EVO700
Evoluzione dell'impiego della banda 700 MHz in Italia

Programma di finanziamento
(e relativo sottoprogramma)

Convenzione ISCTI-FUB

Durata 15 maggio 2015 – 15 febbraio 2016
Partecipanti

Fondazione Ugo Bordoni
Istituto Superiore delle Comunicazioni e delle Tecnologie dell'Informazione (ISCTI)

La “World Radiocommunication Conference 2012” dell’ITU (WRC-12) ha allocato lo spettro 694-790 MHz (la cosiddetta banda 700 MHz) nella Regione 1 (Europa, Federazione Russa e gli altri paesi ex-URSS, Africa e Medio Oriente) ai servizi mobili a partire dal 2015. In Italia questa banda è da decenni largamente utilizzata per i servizi di radiodiffusione televisiva. Con il definitivo abbandono della TV analogica anche sulle reti terrestri e il passaggio generalizzato al digitale terrestre, l’utilizzo di tale banda è stato valorizzato con importanti investimenti anche in tempi recenti (2009-12). D’altro canto la banda 700 MHz risulta, per motivi legati alla propagazione elettromagnetica, particolarmente idonea alla fornitura di servizi mobili (4G, 5G e oltre) all’interno degli edifici in aree urbane densamente popolate e può costituire una soluzione immediata ed efficiente, in questo senso ottimale nel breve-medio termine, per la fornitura di servizi a banda larga in aree rurali. Quest’ultimo aspetto risulta in linea con gli obiettivi dell’Agenda Digitale Europea ed è debitamente considerato nel documento “Strategia italiana per la Banda Ultralarga”, presentato dal Governo proprio ai primi di marzo 2015.

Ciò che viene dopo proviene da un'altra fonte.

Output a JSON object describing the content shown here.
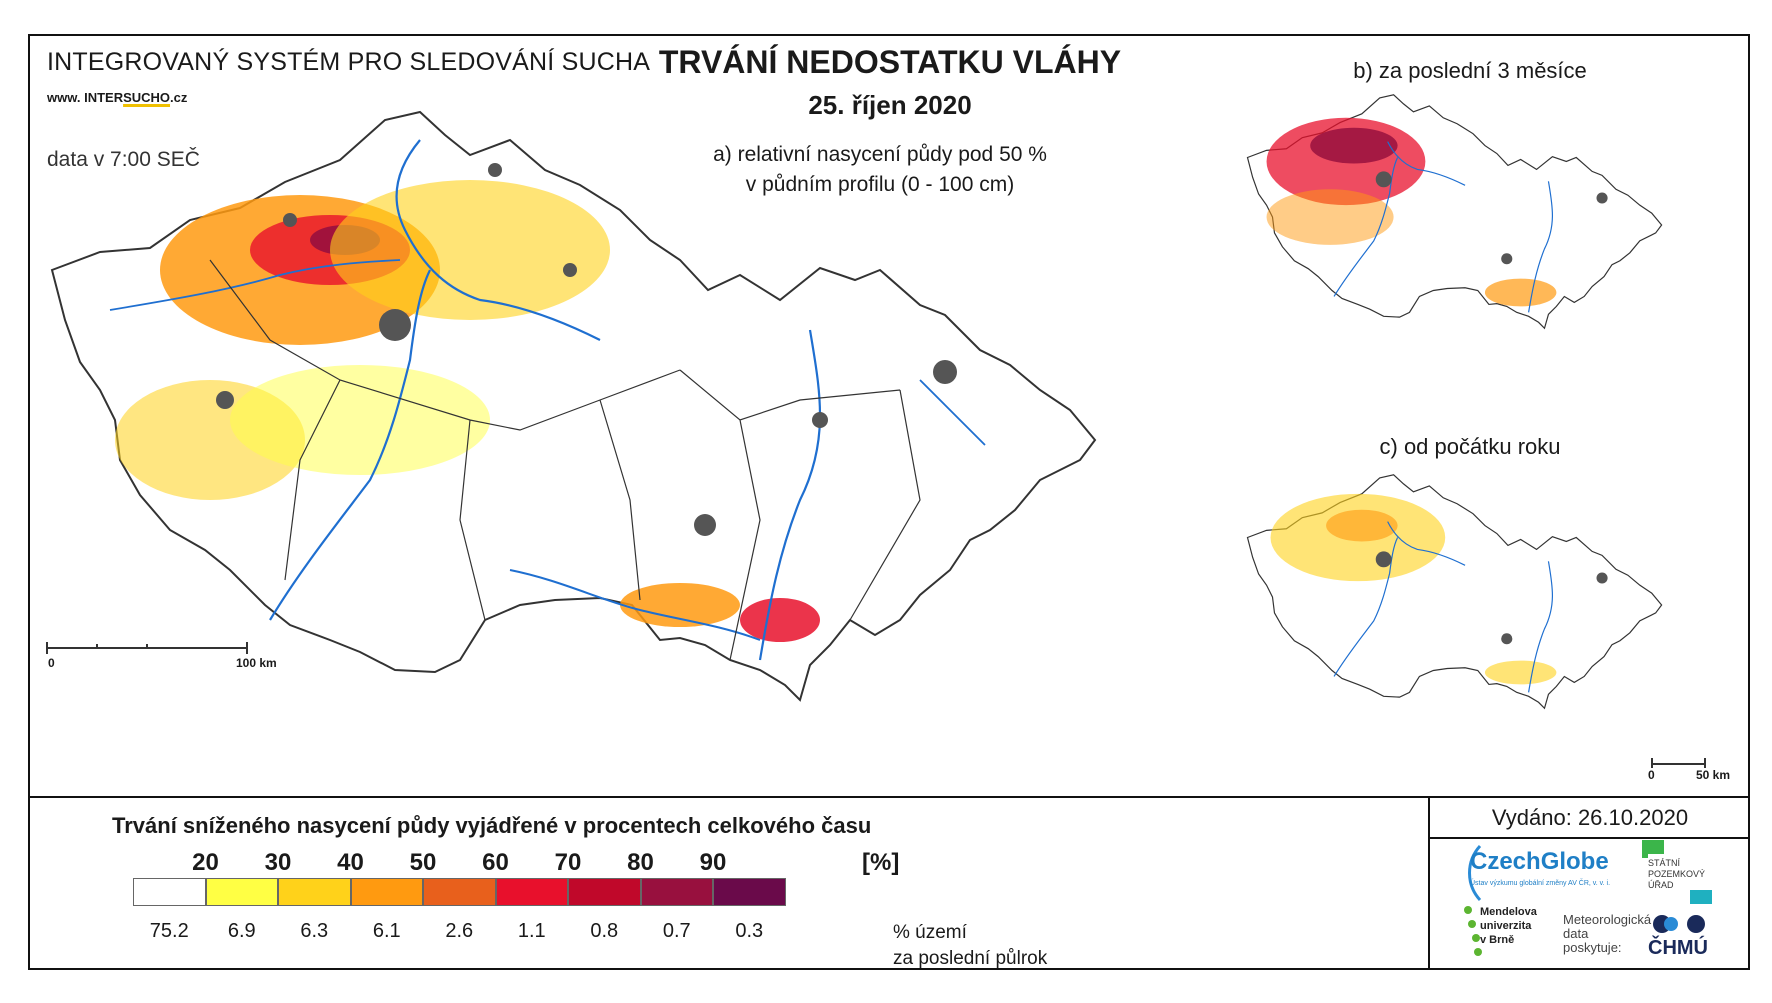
{
  "header": {
    "system_title": "INTEGROVANÝ SYSTÉM PRO SLEDOVÁNÍ SUCHA",
    "url_prefix": "www. INTER",
    "url_brand": "SUCHO",
    "url_suffix": ".cz",
    "data_time": "data v 7:00 SEČ",
    "main_title": "TRVÁNÍ NEDOSTATKU VLÁHY",
    "date": "25. říjen 2020"
  },
  "maps": {
    "a": {
      "caption_line1": "a) relativní nasycení půdy pod 50 %",
      "caption_line2": "v půdním profilu (0 - 100 cm)",
      "scale_start": "0",
      "scale_end": "100 km"
    },
    "b": {
      "caption": "b) za poslední 3 měsíce"
    },
    "c": {
      "caption": "c) od počátku roku",
      "scale_start": "0",
      "scale_end": "50 km"
    }
  },
  "legend": {
    "title": "Trvání sníženého nasycení půdy vyjádřené v procentech celkového času",
    "thresholds": [
      "20",
      "30",
      "40",
      "50",
      "60",
      "70",
      "80",
      "90"
    ],
    "unit": "[%]",
    "classes": [
      {
        "color": "#ffffff",
        "share": "75.2"
      },
      {
        "color": "#ffff44",
        "share": "6.9"
      },
      {
        "color": "#ffd21a",
        "share": "6.3"
      },
      {
        "color": "#ff9a10",
        "share": "6.1"
      },
      {
        "color": "#e8601c",
        "share": "2.6"
      },
      {
        "color": "#e8102c",
        "share": "1.1"
      },
      {
        "color": "#c0082a",
        "share": "0.8"
      },
      {
        "color": "#98103e",
        "share": "0.7"
      },
      {
        "color": "#6a0a4a",
        "share": "0.3"
      }
    ],
    "note_line1": "% území",
    "note_line2": "za poslední půlrok"
  },
  "footer": {
    "issued": "Vydáno: 26.10.2020",
    "czechglobe": "CzechGlobe",
    "czechglobe_sub": "Ústav výzkumu globální změny AV ČR, v. v. i.",
    "spu_line1": "STÁTNÍ",
    "spu_line2": "POZEMKOVÝ",
    "spu_line3": "ÚŘAD",
    "mendel_line1": "Mendelova",
    "mendel_line2": "univerzita",
    "mendel_line3": "v Brně",
    "met_line1": "Meteorologická",
    "met_line2": "data",
    "met_line3": "poskytuje:",
    "chmu": "ČHMÚ"
  }
}
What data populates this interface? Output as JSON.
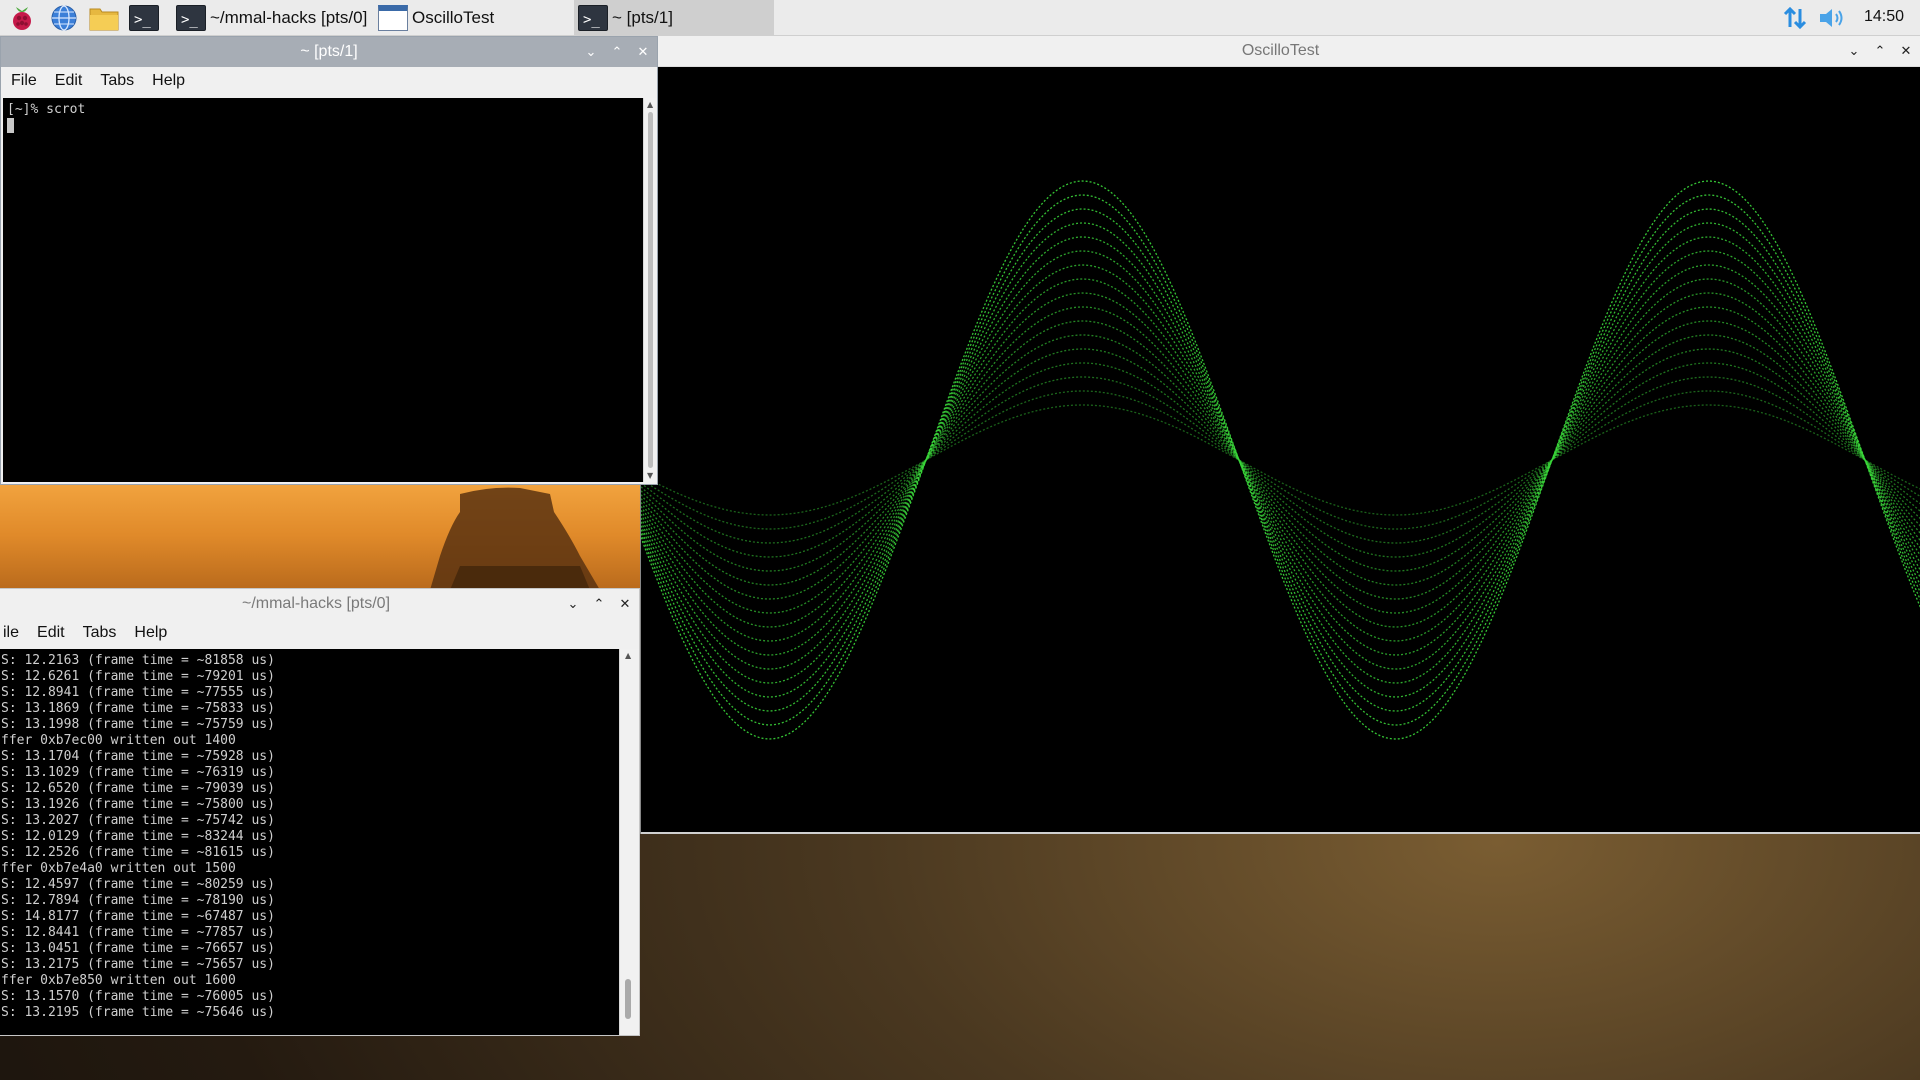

Il progetto si prefigge uno studio che, partendo da un’analisi del Rapporto Lamy e dai risultati delle consultazioni in atto su tale rapporto e portando in conto le opportunità offerte dalle nuove tecnologie di modulazione e di codifica per il servizio di radiodiffusione televisiva terrestre, le aspettative dell’utenza finale e le esigenze di banda stimate per i sistemi radiomobili, individui un possibile percorso evolutivo dell'Italia nell'impiego della banda a 700 MHz. Specificamente, lo studio mira a definire modalità e tempistiche appropriate, specifiche per il nostro paese ma compatibili con le linee guida dettate a livello internazionale (ITU) ed europeo (Commissione Europea, ETSI e CEPT).